We have one cat who goes outdoors (or uses the bathtub if desperate), one tray in The sitting room and one in the sunroom. The washing pile is halfway between the two; I could put another tray there but then where would the washing go? Part of the problem with the washing is that I think it already smells of urine quite often. I'm not sure what the attraction is to the bubble tube, but reasonably certain the electrics didn't like it. The play tent was clearly just evil and needed to be destroyed anyway. And the cushions? Well they were probably past their best. The beanbag was annoying; really not possible to wash those polystyrene beans. Behind the dryer is impossible to get to. And the hot water pipes in Mog's room are very annoying. Electricity cables are the worst though - for some reason these are really attractive and most of them have had a dose at some point.

Part of the problem is I think cleanliness; if Gotcha has used the tray then she will generally go just beside it or into Mog's room. She doesn't wee in my room, LF's or the kitchen. She's soaked the front door so often the frame is swelling up and I can barely close it! And she's absolutely desperate to be allowed outside. So our next step I think is to sort out our catflap - I want to fit the flap before they start using the cathole - and hopefully she'll decide weeing on the tulips is even more fun than weeing on the washing. Preferably before we have a crawling toddler placed...

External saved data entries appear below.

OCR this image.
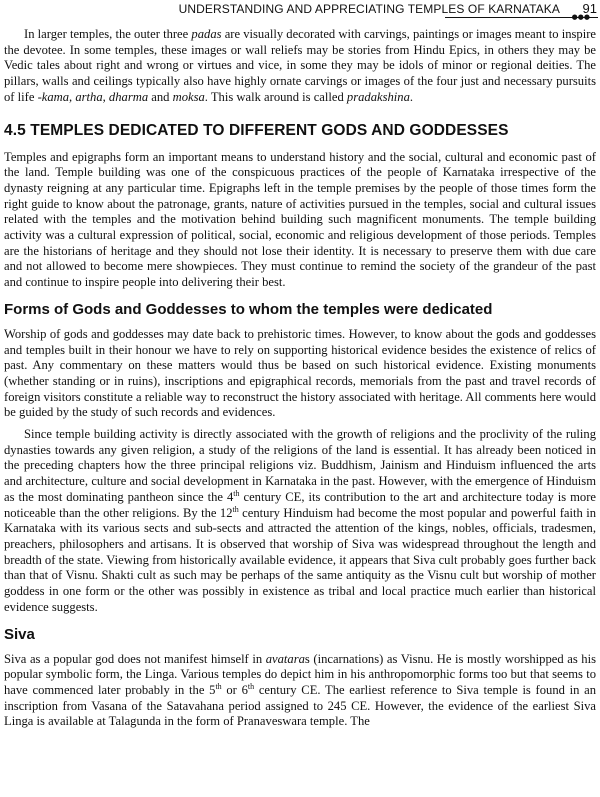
UNDERSTANDING AND APPRECIATING TEMPLES OF KARNATAKA 91
●●●

In larger temples, the outer three padas are visually decorated with carvings, paintings or images meant to inspire the devotee. In some temples, these images or wall reliefs may be stories from Hindu Epics, in others they may be Vedic tales about right and wrong or virtues and vice, in some they may be idols of minor or regional deities. The pillars, walls and ceilings typically also have highly ornate carvings or images of the four just and necessary pursuits of life -kama, artha, dharma and moksa. This walk around is called pradakshina.

4.5 TEMPLES DEDICATED TO DIFFERENT GODS AND GODDESSES

Temples and epigraphs form an important means to understand history and the social, cultural and economic past of the land. Temple building was one of the conspicuous practices of the people of Karnataka irrespective of the dynasty reigning at any particular time. Epigraphs left in the temple premises by the people of those times form the right guide to know about the patronage, grants, nature of activities pursued in the temples, social and cultural issues related with the temples and the motivation behind building such magnificent monuments. The temple building activity was a cultural expression of political, social, economic and religious development of those periods. Temples are the historians of heritage and they should not lose their identity. It is necessary to preserve them with due care and not allowed to become mere showpieces. They must continue to remind the society of the grandeur of the past and continue to inspire people into delivering their best.

Forms of Gods and Goddesses to whom the temples were dedicated

Worship of gods and goddesses may date back to prehistoric times. However, to know about the gods and goddesses and temples built in their honour we have to rely on supporting historical evidence besides the existence of relics of past. Any commentary on these matters would thus be based on such historical evidence. Existing monuments (whether standing or in ruins), inscriptions and epigraphical records, memorials from the past and travel records of foreign visitors constitute a reliable way to reconstruct the history associated with heritage. All comments here would be guided by the study of such records and evidences.

Since temple building activity is directly associated with the growth of religions and the proclivity of the ruling dynasties towards any given religion, a study of the religions of the land is essential. It has already been noticed in the preceding chapters how the three principal religions viz. Buddhism, Jainism and Hinduism influenced the arts and architecture, culture and social development in Karnataka in the past. However, with the emergence of Hinduism as the most dominating pantheon since the 4th century CE, its contribution to the art and architecture today is more noticeable than the other religions. By the 12th century Hinduism had become the most popular and powerful faith in Karnataka with its various sects and sub-sects and attracted the attention of the kings, nobles, officials, tradesmen, preachers, philosophers and artisans. It is observed that worship of Siva was widespread throughout the length and breadth of the state. Viewing from historically available evidence, it appears that Siva cult probably goes further back than that of Visnu. Shakti cult as such may be perhaps of the same antiquity as the Visnu cult but worship of mother goddess in one form or the other was possibly in existence as tribal and local practice much earlier than historical evidence suggests.

Siva

Siva as a popular god does not manifest himself in avataras (incarnations) as Visnu. He is mostly worshipped as his popular symbolic form, the Linga. Various temples do depict him in his anthropomorphic forms too but that seems to have commenced later probably in the 5th or 6th century CE. The earliest reference to Siva temple is found in an inscription from Vasana of the Satavahana period assigned to 245 CE. However, the evidence of the earliest Siva Linga is available at Talagunda in the form of Pranaveswara temple. The
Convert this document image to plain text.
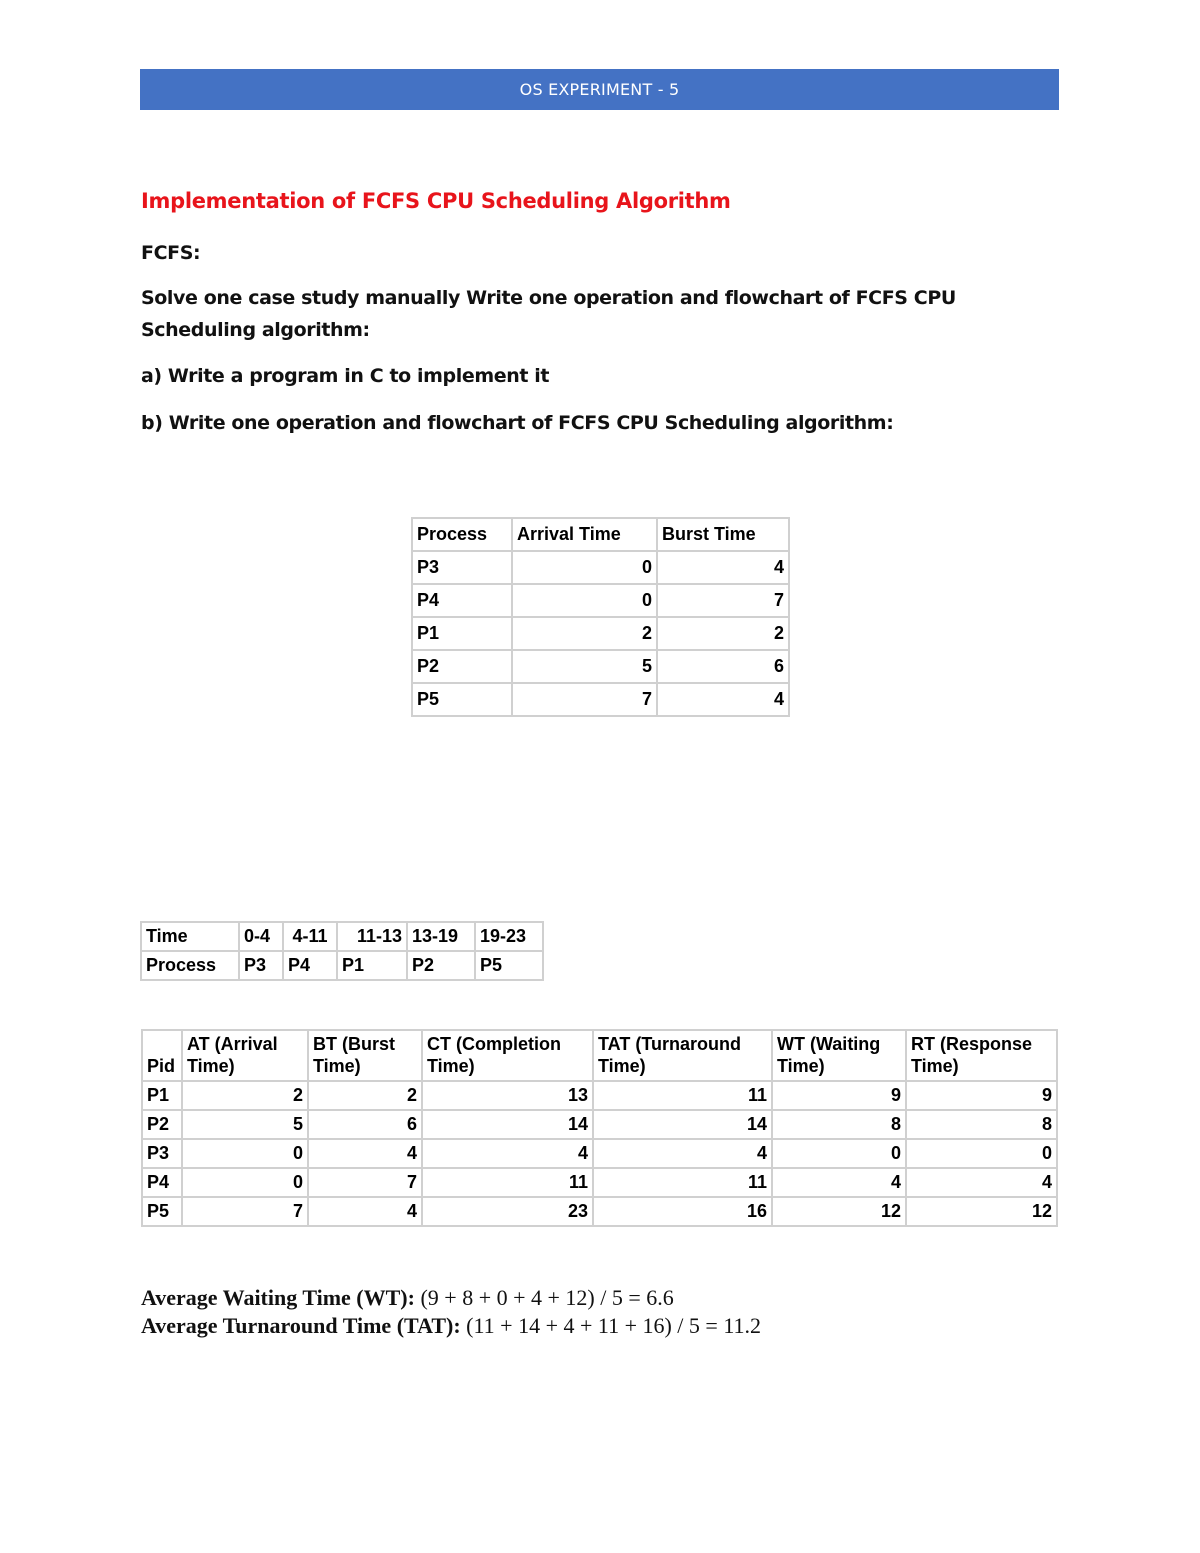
OS EXPERIMENT - 5
Implementation of FCFS CPU Scheduling Algorithm

FCFS:

Solve one case study manually Write one operation and flowchart of FCFS CPU Scheduling algorithm:

a) Write a program in C to implement it

b) Write one operation and flowchart of FCFS CPU Scheduling algorithm:

Process	Arrival Time	Burst Time
P3	0	4
P4	0	7
P1	2	2
P2	5	6
P5	7	4
Time	0-4	4-11	11-13	13-19	19-23
Process	P3	P4	P1	P2	P5
Pid	AT (Arrival Time)	BT (Burst Time)	CT (Completion Time)	TAT (Turnaround Time)	WT (Waiting Time)	RT (Response Time)
P1	2	2	13	11	9	9
P2	5	6	14	14	8	8
P3	0	4	4	4	0	0
P4	0	7	11	11	4	4
P5	7	4	23	16	12	12

Average Waiting Time (WT): (9 + 8 + 0 + 4 + 12) / 5 = 6.6

Average Turnaround Time (TAT): (11 + 14 + 4 + 11 + 16) / 5 = 11.2
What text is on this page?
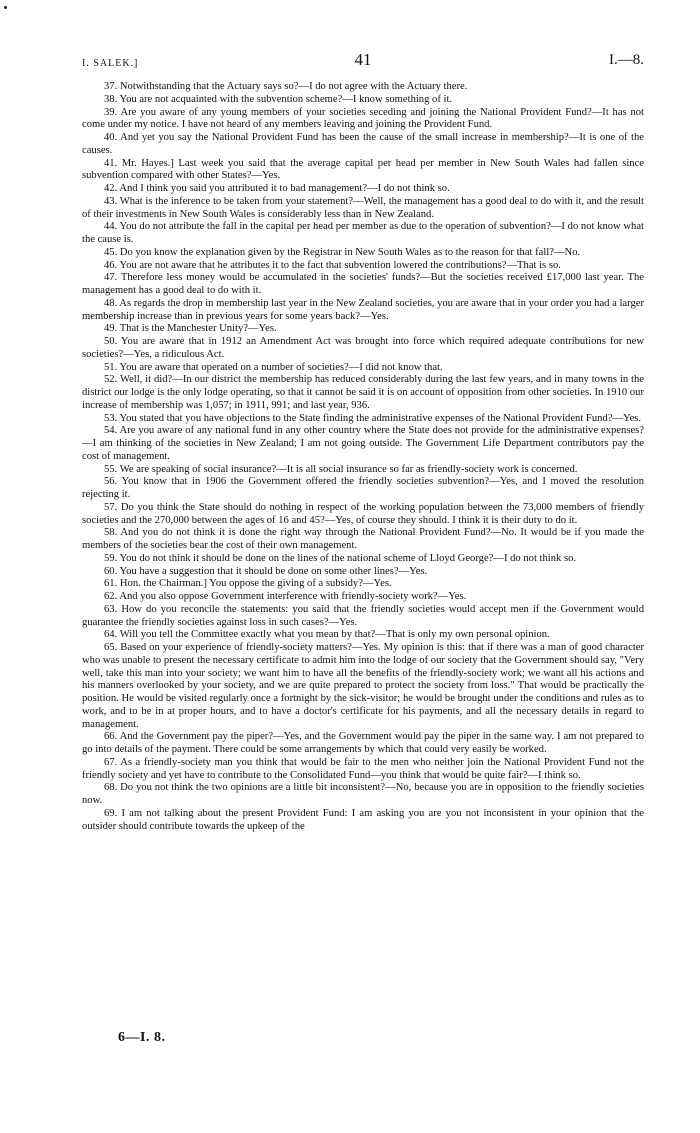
I. SALEK.]	41	I.—8.

37. Notwithstanding that the Actuary says so?—I do not agree with the Actuary there.

38. You are not acquainted with the subvention scheme?—I know something of it.

39. Are you aware of any young members of your societies seceding and joining the National Provident Fund?—It has not come under my notice. I have not heard of any members leaving and joining the Provident Fund.

40. And yet you say the National Provident Fund has been the cause of the small increase in membership?—It is one of the causes.

41. Mr. Hayes.] Last week you said that the average capital per head per member in New South Wales had fallen since subvention compared with other States?—Yes.

42. And I think you said you attributed it to bad management?—I do not think so.

43. What is the inference to be taken from your statement?—Well, the management has a good deal to do with it, and the result of their investments in New South Wales is considerably less than in New Zealand.

44. You do not attribute the fall in the capital per head per member as due to the operation of subvention?—I do not know what the cause is.

45. Do you know the explanation given by the Registrar in New South Wales as to the reason for that fall?—No.

46. You are not aware that he attributes it to the fact that subvention lowered the contributions?—That is so.

47. Therefore less money would be accumulated in the societies' funds?—But the societies received £17,000 last year. The management has a good deal to do with it.

48. As regards the drop in membership last year in the New Zealand societies, you are aware that in your order you had a larger membership increase than in previous years for some years back?—Yes.

49. That is the Manchester Unity?—Yes.

50. You are aware that in 1912 an Amendment Act was brought into force which required adequate contributions for new societies?—Yes, a ridiculous Act.

51. You are aware that operated on a number of societies?—I did not know that.

52. Well, it did?—In our district the membership has reduced considerably during the last few years, and in many towns in the district our lodge is the only lodge operating, so that it cannot be said it is on account of opposition from other societies. In 1910 our increase of membership was 1,057; in 1911, 991; and last year, 936.

53. You stated that you have objections to the State finding the administrative expenses of the National Provident Fund?—Yes.

54. Are you aware of any national fund in any other country where the State does not provide for the administrative expenses?—I am thinking of the societies in New Zealand; I am not going outside. The Government Life Department contributors pay the cost of management.

55. We are speaking of social insurance?—It is all social insurance so far as friendly-society work is concerned.

56. You know that in 1906 the Government offered the friendly societies subvention?—Yes, and I moved the resolution rejecting it.

57. Do you think the State should do nothing in respect of the working population between the 73,000 members of friendly societies and the 270,000 between the ages of 16 and 45?—Yes, of course they should. I think it is their duty to do it.

58. And you do not think it is done the right way through the National Provident Fund?—No. It would be if you made the members of the societies bear the cost of their own management.

59. You do not think it should be done on the lines of the national scheme of Lloyd George?—I do not think so.

60. You have a suggestion that it should be done on some other lines?—Yes.

61. Hon. the Chairman.] You oppose the giving of a subsidy?—Yes.

62. And you also oppose Government interference with friendly-society work?—Yes.

63. How do you reconcile the statements: you said that the friendly societies would accept men if the Government would guarantee the friendly societies against loss in such cases?—Yes.

64. Will you tell the Committee exactly what you mean by that?—That is only my own personal opinion.

65. Based on your experience of friendly-society matters?—Yes. My opinion is this: that if there was a man of good character who was unable to present the necessary certificate to admit him into the lodge of our society that the Government should say, "Very well, take this man into your society; we want him to have all the benefits of the friendly-society work; we want all his actions and his manners overlooked by your society, and we are quite prepared to protect the society from loss." That would be practically the position. He would be visited regularly once a fortnight by the sick-visitor; he would be brought under the conditions and rules as to work, and to be in at proper hours, and to have a doctor's certificate for his payments, and all the necessary details in regard to management.

66. And the Government pay the piper?—Yes, and the Government would pay the piper in the same way. I am not prepared to go into details of the payment. There could be some arrangements by which that could very easily be worked.

67. As a friendly-society man you think that would be fair to the men who neither join the National Provident Fund not the friendly society and yet have to contribute to the Consolidated Fund—you think that would be quite fair?—I think so.

68. Do you not think the two opinions are a little bit inconsistent?—No, because you are in opposition to the friendly societies now.

69. I am not talking about the present Provident Fund: I am asking you are you not inconsistent in your opinion that the outsider should contribute towards the upkeep of the

6—I. 8.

Re: the fostering; if they won't have you, have you considered looking into mentoring at all? I know I value your insight when I'm struggling with the girls and I'm sure others would too - plus there are a lot of children with disabilities in various forms of care who would really appreciate being able to meet and talk to an adult who isn't just there to care for them. I know when I worked in a boarding school, the children never ever met disabled adults. The school staff were all able-bodied, and as pupils turned 19 they left school and were never seen again. And "work experience" consisted of nice trips to see fire engines or farms; fun, but again reinforcing the idea that all adults are not disabled. Hardly surprising a lot of the children believed their disabilities would just disappear on that magical birthday.

Thanks for the cat advice anyway - much appreciated. It is especially frustrating since all three cats happily share one tray at the cattery with no problems!